The Democratic Party will save us. Not all of us. Yes, there are progressives within the Democratic Party, but there is deeply entrenched racism, sexism, homophobia, and classism in the Party, as well as corruption and backroom dealing. The Democrats have brought us many disastrous policies: neoliberal trade, wars, deportation, and mass incarceration. Yet the Democrats—on paper—have a lot in common with the goals and values of many of our liberation movements. So the battle is on to move the Democrats in a more progressive direction, and to make them accountable to the values they claim to espouse.
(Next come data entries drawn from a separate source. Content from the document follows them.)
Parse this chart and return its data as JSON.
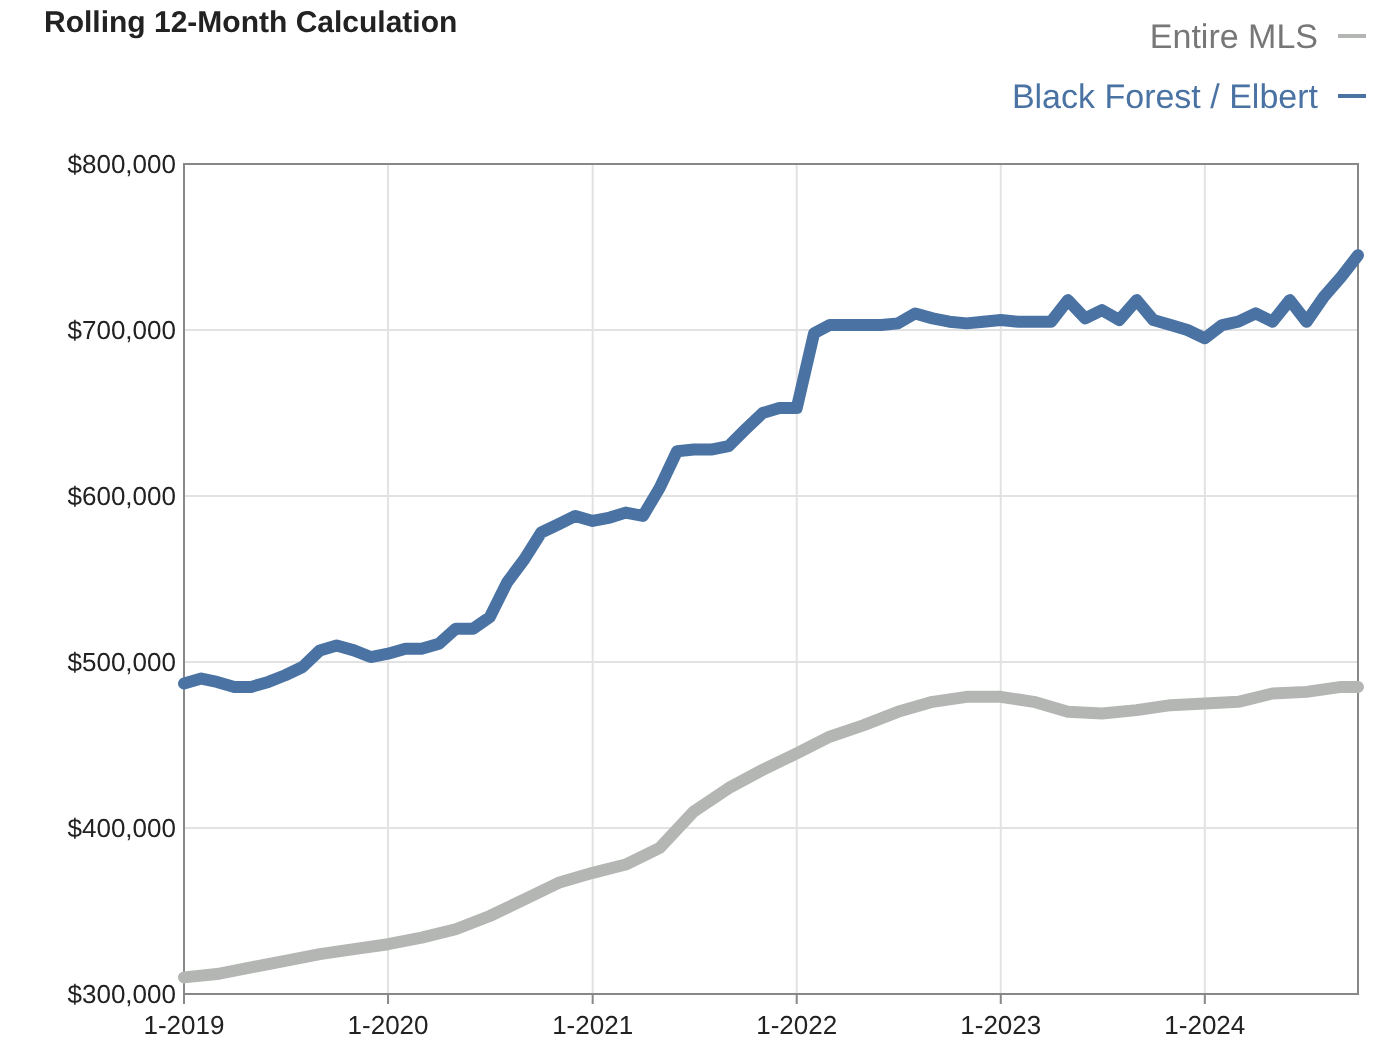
{
  "chart_data": {
    "type": "line",
    "title": "Rolling 12-Month Calculation",
    "xlim": [
      "2019-01",
      "2024-10"
    ],
    "xticks": [
      {
        "value": "2019-01",
        "label": "1-2019"
      },
      {
        "value": "2020-01",
        "label": "1-2020"
      },
      {
        "value": "2021-01",
        "label": "1-2021"
      },
      {
        "value": "2022-01",
        "label": "1-2022"
      },
      {
        "value": "2023-01",
        "label": "1-2023"
      },
      {
        "value": "2024-01",
        "label": "1-2024"
      }
    ],
    "ylim": [
      300000,
      800000
    ],
    "yticks": [
      {
        "value": 300000,
        "label": "$300,000"
      },
      {
        "value": 400000,
        "label": "$400,000"
      },
      {
        "value": 500000,
        "label": "$500,000"
      },
      {
        "value": 600000,
        "label": "$600,000"
      },
      {
        "value": 700000,
        "label": "$700,000"
      },
      {
        "value": 800000,
        "label": "$800,000"
      }
    ],
    "grid": true,
    "legend": "top right",
    "line_style": "solid",
    "marker": "none",
    "series": [
      {
        "name": "Entire MLS",
        "color": "#b4b6b4",
        "x": [
          "2019-01",
          "2019-03",
          "2019-05",
          "2019-07",
          "2019-09",
          "2019-11",
          "2020-01",
          "2020-03",
          "2020-05",
          "2020-07",
          "2020-09",
          "2020-11",
          "2021-01",
          "2021-03",
          "2021-05",
          "2021-07",
          "2021-09",
          "2021-11",
          "2022-01",
          "2022-03",
          "2022-05",
          "2022-07",
          "2022-09",
          "2022-11",
          "2023-01",
          "2023-03",
          "2023-05",
          "2023-07",
          "2023-09",
          "2023-11",
          "2024-01",
          "2024-03",
          "2024-05",
          "2024-07",
          "2024-09",
          "2024-10"
        ],
        "values": [
          310000,
          312000,
          316000,
          320000,
          324000,
          327000,
          330000,
          334000,
          339000,
          347000,
          357000,
          367000,
          373000,
          378000,
          388000,
          410000,
          424000,
          435000,
          445000,
          455000,
          462000,
          470000,
          476000,
          479000,
          479000,
          476000,
          470000,
          469000,
          471000,
          474000,
          475000,
          476000,
          481000,
          482000,
          485000,
          485000
        ]
      },
      {
        "name": "Black Forest / Elbert",
        "color": "#4a73a4",
        "x": [
          "2019-01",
          "2019-02",
          "2019-03",
          "2019-04",
          "2019-05",
          "2019-06",
          "2019-07",
          "2019-08",
          "2019-09",
          "2019-10",
          "2019-11",
          "2019-12",
          "2020-01",
          "2020-02",
          "2020-03",
          "2020-04",
          "2020-05",
          "2020-06",
          "2020-07",
          "2020-08",
          "2020-09",
          "2020-10",
          "2020-11",
          "2020-12",
          "2021-01",
          "2021-02",
          "2021-03",
          "2021-04",
          "2021-05",
          "2021-06",
          "2021-07",
          "2021-08",
          "2021-09",
          "2021-10",
          "2021-11",
          "2021-12",
          "2022-01",
          "2022-02",
          "2022-03",
          "2022-04",
          "2022-05",
          "2022-06",
          "2022-07",
          "2022-08",
          "2022-09",
          "2022-10",
          "2022-11",
          "2022-12",
          "2023-01",
          "2023-02",
          "2023-03",
          "2023-04",
          "2023-05",
          "2023-06",
          "2023-07",
          "2023-08",
          "2023-09",
          "2023-10",
          "2023-11",
          "2023-12",
          "2024-01",
          "2024-02",
          "2024-03",
          "2024-04",
          "2024-05",
          "2024-06",
          "2024-07",
          "2024-08",
          "2024-09",
          "2024-10"
        ],
        "values": [
          487000,
          490000,
          488000,
          485000,
          485000,
          488000,
          492000,
          497000,
          507000,
          510000,
          507000,
          503000,
          505000,
          508000,
          508000,
          511000,
          520000,
          520000,
          527000,
          548000,
          562000,
          578000,
          583000,
          588000,
          585000,
          587000,
          590000,
          588000,
          605000,
          627000,
          628000,
          628000,
          630000,
          640000,
          650000,
          653000,
          653000,
          698000,
          703000,
          703000,
          703000,
          703000,
          704000,
          710000,
          707000,
          705000,
          704000,
          705000,
          706000,
          705000,
          705000,
          705000,
          718000,
          707000,
          712000,
          706000,
          718000,
          706000,
          703000,
          700000,
          695000,
          703000,
          705000,
          710000,
          705000,
          718000,
          705000,
          720000,
          732000,
          745000
        ]
      }
    ]
  }
}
- Millennials are the problem. Younger people are not the problem. Younger people are inheriting a huge mess that they didn’t make. How can it be their fault if they just got here? Younger people can be the solution if we stop scapegoating them for a broken political system. The more we scold, the more we push them away and turn them off. LISTEN to younger people and truly engage with their minds instead of lecturing them and acting superior and dismissive. Offer support and encouragement. It’s not easy to come of age in this kind of despair and chaos. Honor their idealism, even though you might feel jaded. Help them think strategically and find their place in voting, activism, and world-changing. I wrote about this in the anthology Radical Hope: Letters of Love and Dissent in Dangerous Times Edited by Carolina DeRobertis.
- Tr*mp has been a good wake up call. Too many people are dead, families separated, human rights threatened for women, trans folks, people of color to claim this as good. At the same time, this disaster has given us a much clearer picture of the forces in our nation that have been lurking just below the surface. As our nation slides toward fascism, this lack of pretense has emboldened some of these forces toward violent action against people of color, women, LGBTQ folks, Muslims and Jews. At the same time, it is useful that some more privileged folks no longer can pretend everything is okay.
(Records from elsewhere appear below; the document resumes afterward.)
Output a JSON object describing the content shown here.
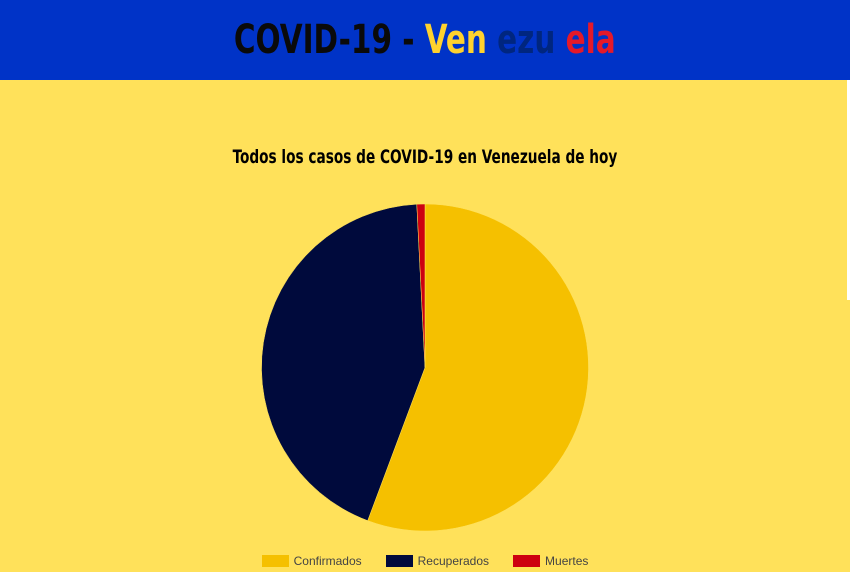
{
  "header": {
    "prefix": "COVID-19 - ",
    "part1": "Ven",
    "part2": "ezu",
    "part3": "ela",
    "prefix_color": "#0a0a0a",
    "part1_color": "#FFD22E",
    "part2_color": "#00267F",
    "part3_color": "#E4192A",
    "background": "#0033C7"
  },
  "chart_data": {
    "type": "pie",
    "title": "Todos los casos de COVID-19 en Venezuela de hoy",
    "categories": [
      "Confirmados",
      "Recuperados",
      "Muertes"
    ],
    "values": [
      55.7,
      43.5,
      0.8
    ],
    "colors": [
      "#F5C000",
      "#000A3C",
      "#CD0010"
    ],
    "legend_position": "bottom"
  },
  "background_color": "#FFE15A"
}
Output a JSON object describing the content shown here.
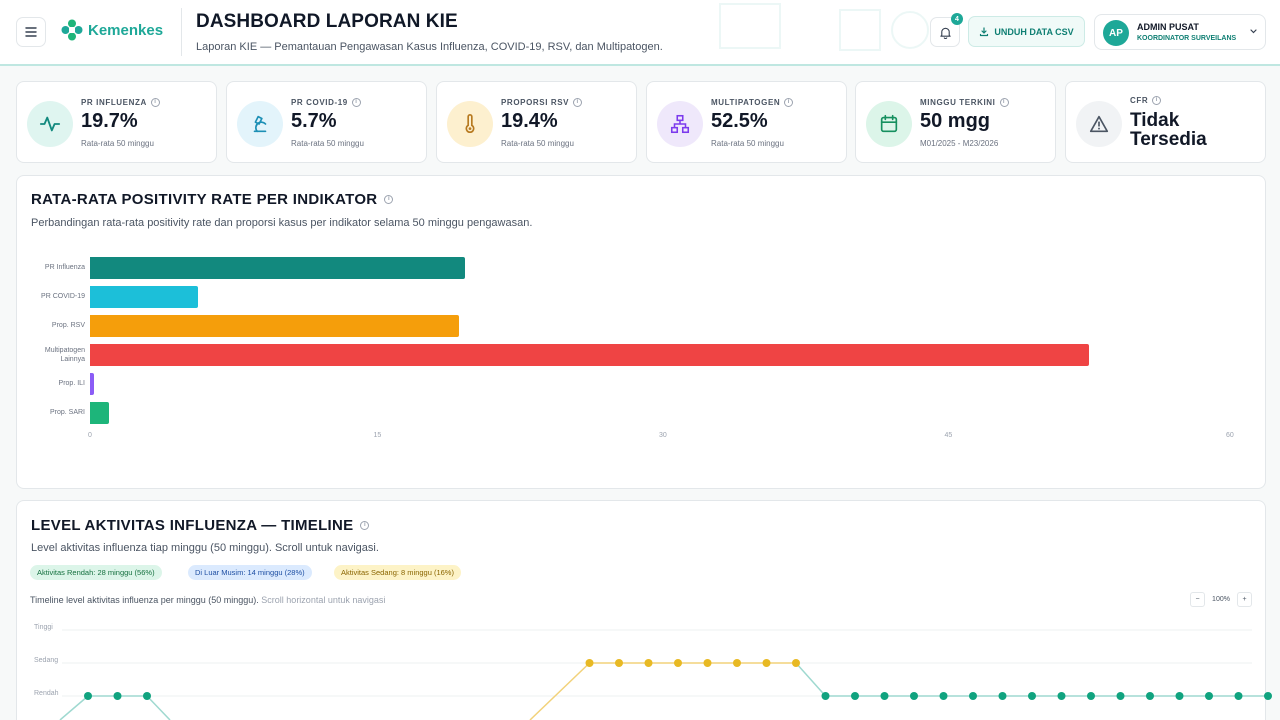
{
  "header": {
    "logo_text": "Kemenkes",
    "title": "DASHBOARD LAPORAN KIE",
    "subtitle": "Laporan KIE — Pemantauan Pengawasan Kasus Influenza, COVID-19, RSV, dan Multipatogen.",
    "notif_count": "4",
    "csv_label": "UNDUH DATA CSV",
    "user_initials": "AP",
    "user_name": "ADMIN PUSAT",
    "user_role": "KOORDINATOR SURVEILANS"
  },
  "kpis": [
    {
      "label": "PR INFLUENZA",
      "value": "19.7%",
      "note": "Rata-rata 50 minggu",
      "icon": "activity-icon"
    },
    {
      "label": "PR COVID-19",
      "value": "5.7%",
      "note": "Rata-rata 50 minggu",
      "icon": "microscope-icon"
    },
    {
      "label": "PROPORSI RSV",
      "value": "19.4%",
      "note": "Rata-rata 50 minggu",
      "icon": "thermometer-icon"
    },
    {
      "label": "MULTIPATOGEN",
      "value": "52.5%",
      "note": "Rata-rata 50 minggu",
      "icon": "network-icon"
    },
    {
      "label": "MINGGU TERKINI",
      "value": "50 mgg",
      "note": "M01/2025 - M23/2026",
      "icon": "calendar-icon"
    },
    {
      "label": "CFR",
      "value_line1": "Tidak",
      "value_line2": "Tersedia",
      "icon": "warning-icon"
    }
  ],
  "colors": {
    "accent": "#1ea898",
    "influenza": "#12897e",
    "covid": "#1cbfd9",
    "rsv": "#f59e0b",
    "multipatogen": "#ef4444",
    "ili": "#8b5cf6",
    "sari": "#1db57a",
    "rendah": "#10a37f",
    "sedang": "#e8b923"
  },
  "bar_panel": {
    "title": "RATA-RATA POSITIVITY RATE PER INDIKATOR",
    "desc": "Perbandingan rata-rata positivity rate dan proporsi kasus per indikator selama 50 minggu pengawasan."
  },
  "chart_data": [
    {
      "type": "bar",
      "orientation": "horizontal",
      "categories": [
        "PR Influenza",
        "PR COVID-19",
        "Prop. RSV",
        "Multipatogen Lainnya",
        "Prop. ILI",
        "Prop. SARI"
      ],
      "values": [
        19.7,
        5.7,
        19.4,
        52.5,
        0.2,
        1.0
      ],
      "xticks": [
        "0",
        "15",
        "30",
        "45",
        "60"
      ],
      "xlim": [
        0,
        60
      ],
      "grid": false
    },
    {
      "type": "line",
      "y_levels": [
        "Rendah",
        "Sedang",
        "Tinggi"
      ],
      "visible_points": [
        {
          "week": 1,
          "level": "Rendah"
        },
        {
          "week": 2,
          "level": "Rendah"
        },
        {
          "week": 3,
          "level": "Rendah"
        },
        {
          "week": 18,
          "level": "Sedang"
        },
        {
          "week": 19,
          "level": "Sedang"
        },
        {
          "week": 20,
          "level": "Sedang"
        },
        {
          "week": 21,
          "level": "Sedang"
        },
        {
          "week": 22,
          "level": "Sedang"
        },
        {
          "week": 23,
          "level": "Sedang"
        },
        {
          "week": 24,
          "level": "Sedang"
        },
        {
          "week": 25,
          "level": "Sedang"
        },
        {
          "week": 26,
          "level": "Rendah"
        },
        {
          "week": 27,
          "level": "Rendah"
        },
        {
          "week": 28,
          "level": "Rendah"
        },
        {
          "week": 29,
          "level": "Rendah"
        },
        {
          "week": 30,
          "level": "Rendah"
        },
        {
          "week": 31,
          "level": "Rendah"
        },
        {
          "week": 32,
          "level": "Rendah"
        },
        {
          "week": 33,
          "level": "Rendah"
        },
        {
          "week": 34,
          "level": "Rendah"
        },
        {
          "week": 35,
          "level": "Rendah"
        },
        {
          "week": 36,
          "level": "Rendah"
        },
        {
          "week": 37,
          "level": "Rendah"
        },
        {
          "week": 38,
          "level": "Rendah"
        },
        {
          "week": 39,
          "level": "Rendah"
        },
        {
          "week": 40,
          "level": "Rendah"
        },
        {
          "week": 41,
          "level": "Rendah"
        }
      ],
      "grid": true
    }
  ],
  "timeline_panel": {
    "title": "LEVEL AKTIVITAS INFLUENZA — TIMELINE",
    "desc": "Level aktivitas influenza tiap minggu (50 minggu). Scroll untuk navigasi.",
    "pills": [
      "Aktivitas Rendah: 28 minggu (56%)",
      "Di Luar Musim: 14 minggu (28%)",
      "Aktivitas Sedang: 8 minggu (16%)"
    ],
    "caption": "Timeline level aktivitas influenza per minggu (50 minggu).",
    "caption_hint": "Scroll horizontal untuk navigasi",
    "zoom_minus": "−",
    "zoom_level": "100%",
    "zoom_plus": "+"
  }
}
- With Kavanaugh on the Supreme Court we’re screwed. Yes, this is bad. But the GOP has shown us that the Supreme Court doesn’t have the final word. In spite of Roe v. Wade being the law of the land, they have managed to restrict abortion rights across the board, by leveraging their power with state and national lawmakers. Whatever the Supreme Court rules, we will have to fight, at the ballot box, and on the ground.
- If we can’t flip congress in these midterms, all hope is lost. We are in a battle for this nation, and for the future of our planet at every level. The stakes are high, and the losses are brutal. But we can’t give up, even when we have setbacks. Because if we CAN flip congress, it’ll put a critical check on Tr*mp’s power, and begin the electoral backlash to the backlash. If not in 2018, then in 2020, and meanwhile, our movements–although fatigued–need to keep up the fight.
- We don’t have the numbers to elect progressives in the red states. Steve Phillips has crunched the numbers in his book Brown Is the New White: How the Demographic Revolution Has Created a New American Majority. According to his research, a coalition of people of color and progressive whites can win any election in the nation. The key isn’t for Democrats to pursue “swing” voters, but to take progressives stand that capture the POC and progressive voters who sit elections out when the Democrats get conservative and don’t speak to their issues. But the Democrats need to shift from their business-as-usual of big donors and TV ads, and take a strong community organizing approach, which has proven effective time and again. As Democracy In Color‘s Aimee Allison put it, “In 2016, Democrats spent 75% of their billion dollar war chest going after white moderate and conservative voters—and we know how that turned out … Our swing vote isn’t from red to blue, our swing vote is from non-voter to voter.” And even as Dems are slow to heed the call, progressive and POC organizations are standing up to make sure everyone’s vote is counted.
Our lives depend on it. Our planet depends on it. Vote November 6th.